Qual è la filosofia progettuale che guida il suo studio di architettura?

La mia prima formazione è artistica; ho sempre pensato l’architettura come opera d’arte, quindi un’opera unica e originale perché legata a un luogo, un committente, realizzata in un periodo di tempo specifico. Nel mio lavoro cerco sempre di analizzare, capire e interpretare i luoghi e gli spazi, per cogliere suggestioni e immagini che poi traduco con una serie di schizzi e disegni preliminari che diventano l’idea del progetto. Rispetto ad altre forme d’arte, l’architettura nel suo svolgersi è fortemente condizionata da un’infinità di questioni che nulla hanno da spartire con l’essenza del progetto. La difficoltà maggiore consiste nel riuscire a gestire tali condizionamenti e realizzare il progetto senza tradire la magia dell’idea.

Può descrivere in sintesi il progetto, nei suoi aspetti più rilevanti?

Il sito dove sorge l’edificio è caratterizzato da una serie di insediamenti industriali realizzati con capannoni prefabbricati. Lo stesso mio progetto per uffici è la testata, verso il fronte strada, di un nuovo opificio industriale con cui doveva essere collegato. Ho percepito immediatamente l’esigenza di una forte caratterizzazione del progetto. L’idea principale è stata quella di realizzare un lungo corpo di fabbrica parallelo all’opificio e alla strada, sospeso su pilastri per segnare a terra la continuità spaziale tra fronte e retro. L’edificio in questo modo cerca di stabilire una valenza di architettura urbana nel rapporto, seppure mediato dalla profondità del lotto, con la strada; inoltre assolve il compito di determinare una precisa gerarchia funzionale e formale dell’intero sistema insediativo. Nel disegnare la facciata principale ho immaginato un pentagramma musicale su cui comporre una serie di note… questo era un modo per scandire la volumetria della facciata con una teoria di profonde aperture non allineate fra loro ma composte con un ritmo che evitasse l’omologazione delle facciate prefabbricate. Al piano terra, due corpi di fabbrica interamente vetrati si incastrano tra il vuoto dei pilastri; in questa maniera, nella parte interna verso il capannone, ho disegnato una serie di spazi a verde; su questi si affacciano le aperture degli uffici e delle sale riunioni.

Quali aspetti di questa realizzazione considera particolarmente attuali e in sintonia con l'evoluzione del modo di progettare per questo settore?

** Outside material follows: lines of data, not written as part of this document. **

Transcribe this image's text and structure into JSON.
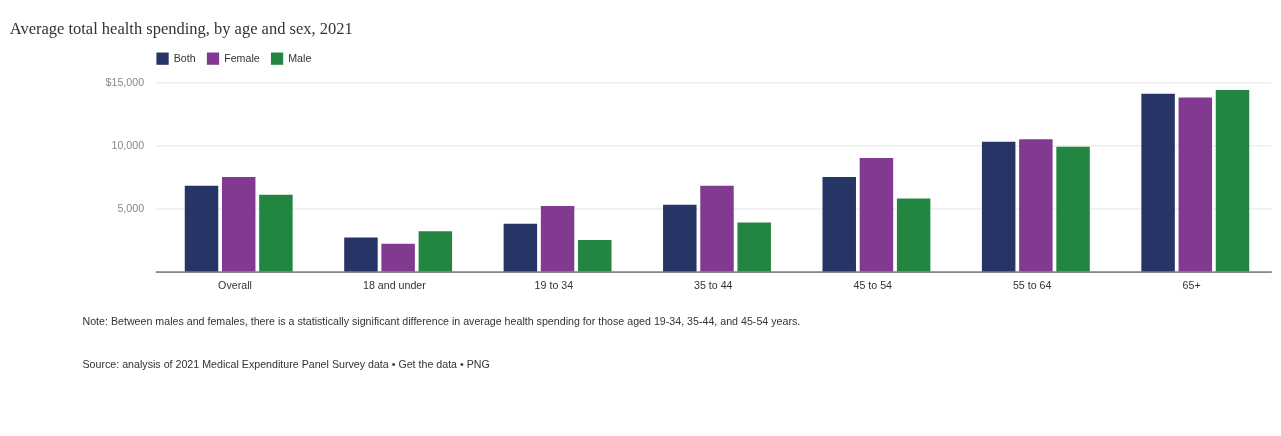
{
  "chart_data": {
    "type": "bar",
    "title": "Average total health spending, by age and sex, 2021",
    "categories": [
      "Overall",
      "18 and under",
      "19 to 34",
      "35 to 44",
      "45 to 54",
      "55 to 64",
      "65+"
    ],
    "series": [
      {
        "name": "Both",
        "color": "#263466",
        "values": [
          6800,
          2700,
          3800,
          5300,
          7500,
          10300,
          14100
        ]
      },
      {
        "name": "Female",
        "color": "#823a91",
        "values": [
          7500,
          2200,
          5200,
          6800,
          9000,
          10500,
          13800
        ]
      },
      {
        "name": "Male",
        "color": "#228540",
        "values": [
          6100,
          3200,
          2500,
          3900,
          5800,
          9900,
          14400
        ]
      }
    ],
    "ylim": [
      0,
      15000
    ],
    "yticks": [
      {
        "value": 0,
        "label": null
      },
      {
        "value": 5000,
        "label": "5,000"
      },
      {
        "value": 10000,
        "label": "10,000"
      },
      {
        "value": 15000,
        "label": "$15,000"
      }
    ],
    "grid": "y",
    "legend": "top left",
    "annotations": [
      "Note: Between males and females, there is a statistically significant difference in average health spending for those aged 19-34, 35-44, and 45-54 years.",
      "Source: analysis of 2021 Medical Expenditure Panel Survey data • Get the data • PNG"
    ]
  }
}
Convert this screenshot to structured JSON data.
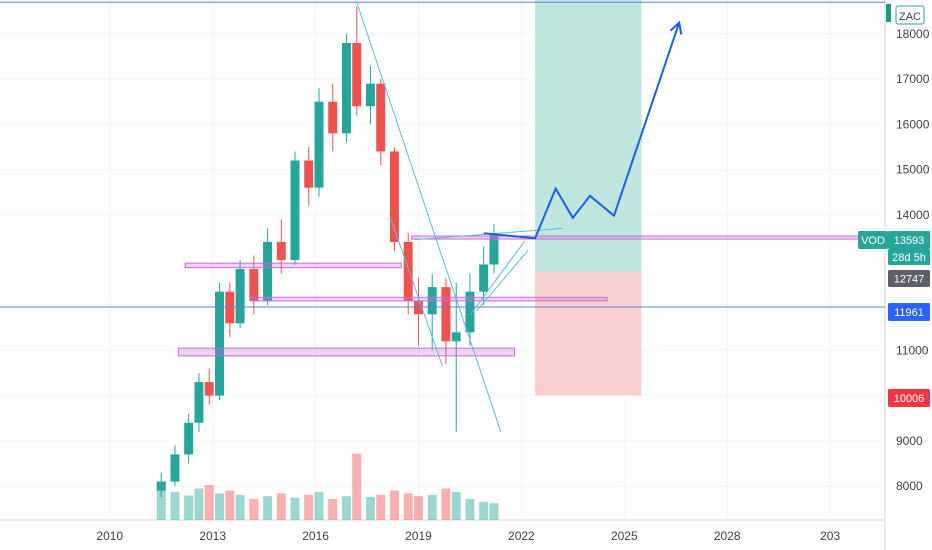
{
  "chart_data": {
    "type": "candlestick",
    "currency_badge": "ZAC",
    "symbol": "VOD",
    "last_price": "13593",
    "countdown": "28d 5h",
    "level_labels": [
      "12747",
      "11961",
      "10006"
    ],
    "x_ticks": [
      "2010",
      "2013",
      "2016",
      "2019",
      "2022",
      "2025",
      "2028",
      "203"
    ],
    "y_ticks": [
      "18000",
      "17000",
      "16000",
      "15000",
      "14000",
      "11000",
      "10000",
      "9000",
      "8000"
    ],
    "y_range": [
      7250,
      18750
    ],
    "time_range": [
      2006.8,
      2032.6
    ],
    "colors": {
      "up": "#26a69a",
      "down": "#ef5350",
      "hline": "#5b7cf0",
      "zone": "#c86dd7",
      "projection": "#1e5fe0",
      "trend": "#5fb8e6",
      "target": "#bfe6df",
      "stop": "#f9cfcf",
      "badge_symbol": "#26a69a",
      "badge_level": "#2962ff",
      "badge_stop": "#f23645",
      "badge_entry": "#5d606b"
    },
    "horizontal_lines": [
      18700,
      11961
    ],
    "zones": [
      {
        "from": 2012.2,
        "to": 2018.5,
        "low": 12830,
        "high": 12930
      },
      {
        "from": 2014.1,
        "to": 2024.5,
        "low": 12095,
        "high": 12175
      },
      {
        "from": 2012.0,
        "to": 2021.8,
        "low": 10880,
        "high": 11050
      },
      {
        "from": 2018.8,
        "to": 2032.6,
        "low": 13470,
        "high": 13530
      }
    ],
    "position": {
      "time_from": 2022.4,
      "time_to": 2025.5,
      "entry": 12747,
      "target": 18750,
      "stop": 10006
    },
    "projection_path": [
      [
        2020.9,
        13593
      ],
      [
        2022.4,
        13480
      ],
      [
        2023.0,
        14580
      ],
      [
        2023.5,
        13930
      ],
      [
        2024.0,
        14420
      ],
      [
        2024.7,
        13980
      ],
      [
        2026.6,
        18250
      ]
    ],
    "trend_lines": [
      [
        [
          2017.2,
          18700
        ],
        [
          2021.4,
          9200
        ]
      ],
      [
        [
          2018.9,
          13450
        ],
        [
          2023.2,
          13700
        ]
      ],
      [
        [
          2020.5,
          11780
        ],
        [
          2022.1,
          13420
        ]
      ],
      [
        [
          2020.7,
          11880
        ],
        [
          2022.2,
          13220
        ]
      ],
      [
        [
          2019.7,
          10650
        ],
        [
          2018.2,
          13900
        ]
      ]
    ],
    "candles": [
      [
        2011.5,
        7900,
        8100,
        7750,
        8300
      ],
      [
        2011.9,
        8100,
        8700,
        8000,
        8900
      ],
      [
        2012.3,
        8700,
        9400,
        8500,
        9600
      ],
      [
        2012.6,
        9400,
        10300,
        9200,
        10500
      ],
      [
        2012.9,
        10300,
        10000,
        9800,
        10600
      ],
      [
        2013.2,
        10000,
        12300,
        9900,
        12500
      ],
      [
        2013.5,
        12300,
        11600,
        11300,
        12500
      ],
      [
        2013.8,
        11600,
        12800,
        11500,
        13000
      ],
      [
        2014.2,
        12800,
        12100,
        11800,
        13100
      ],
      [
        2014.6,
        12100,
        13400,
        12000,
        13700
      ],
      [
        2015.0,
        13400,
        13000,
        12700,
        13900
      ],
      [
        2015.4,
        13000,
        15200,
        12900,
        15400
      ],
      [
        2015.8,
        15200,
        14600,
        14200,
        15500
      ],
      [
        2016.1,
        14600,
        16500,
        14400,
        16800
      ],
      [
        2016.5,
        16500,
        15800,
        15400,
        16900
      ],
      [
        2016.9,
        15800,
        17800,
        15600,
        18000
      ],
      [
        2017.2,
        17800,
        16400,
        16200,
        18600
      ],
      [
        2017.6,
        16400,
        16900,
        16000,
        17300
      ],
      [
        2017.9,
        16900,
        15400,
        15100,
        17000
      ],
      [
        2018.3,
        15400,
        13400,
        13200,
        15500
      ],
      [
        2018.7,
        13400,
        12100,
        11800,
        13600
      ],
      [
        2019.0,
        12100,
        11800,
        11100,
        12600
      ],
      [
        2019.4,
        11800,
        12400,
        11000,
        12700
      ],
      [
        2019.8,
        12400,
        11200,
        10700,
        12600
      ],
      [
        2020.1,
        11200,
        11400,
        9200,
        12500
      ],
      [
        2020.5,
        11400,
        12300,
        11100,
        12700
      ],
      [
        2020.9,
        12300,
        12900,
        12000,
        13300
      ],
      [
        2021.2,
        12900,
        13593,
        12700,
        13800
      ]
    ],
    "volume": [
      [
        2011.5,
        0.55
      ],
      [
        2011.9,
        0.4
      ],
      [
        2012.3,
        0.35
      ],
      [
        2012.6,
        0.45
      ],
      [
        2012.9,
        0.5
      ],
      [
        2013.2,
        0.38
      ],
      [
        2013.5,
        0.42
      ],
      [
        2013.8,
        0.36
      ],
      [
        2014.2,
        0.3
      ],
      [
        2014.6,
        0.34
      ],
      [
        2015.0,
        0.38
      ],
      [
        2015.4,
        0.32
      ],
      [
        2015.8,
        0.36
      ],
      [
        2016.1,
        0.4
      ],
      [
        2016.5,
        0.3
      ],
      [
        2016.9,
        0.34
      ],
      [
        2017.2,
        0.95
      ],
      [
        2017.6,
        0.33
      ],
      [
        2017.9,
        0.36
      ],
      [
        2018.3,
        0.42
      ],
      [
        2018.7,
        0.38
      ],
      [
        2019.0,
        0.34
      ],
      [
        2019.4,
        0.36
      ],
      [
        2019.8,
        0.45
      ],
      [
        2020.1,
        0.4
      ],
      [
        2020.5,
        0.3
      ],
      [
        2020.9,
        0.26
      ],
      [
        2021.2,
        0.24
      ]
    ]
  }
}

Gli aspetti più interessanti sono stati dettati dall’esigenza di dover coniugare i vincoli posti dalla produzione industriale e seriale con la possibilità di realizzare un’opera finita con una precisa e autonoma identità. Anche formale.

A che punto dello sviluppo del progetto si inserisce il dialogo con i materiali, e la loro selezione?

Ho un profondo rispetto per le caratteristiche e le qualità dei materiali e distinguo i materiali che sono la parte strutturale di un’architettura da quelli che sono di finitura. I primi condizionano subito le scelte progettuali. I secondi sono selezionati quando il progetto è completamente definito nella propria configurazione spaziale e formale e sono di supporto a queste scelte progettuali.

Le linee Florim offrono prodotti con caratteristiche idonee per questo tipo di progetto. In particolare quali avete deciso di inserire, e con quali obiettivi?

La scelta si è orientata sulla gamma Neutra di “Casa dolce casa”, un prodotto che avevo già usato in altri progetti di abitazioni private. Ero interessato a ottenere una superficie unica, omogenea, che esaltasse il senso di continuità spaziale fra i vari ambienti, e fra interno/esterno.

Il Gruppo Florim considera parte integrante del proprio lavoro essere un punto di riferimento per i progettisti anche durante le fasi di esecuzione dei progetti. E' stato importante, in questa realizzazione, poter ricorrere all'esperienza e alle competenze degli specialisti dell'azienda?

Sicuramente. Ho trovato piena disponibilità e assistenza da parte dei loro specialisti.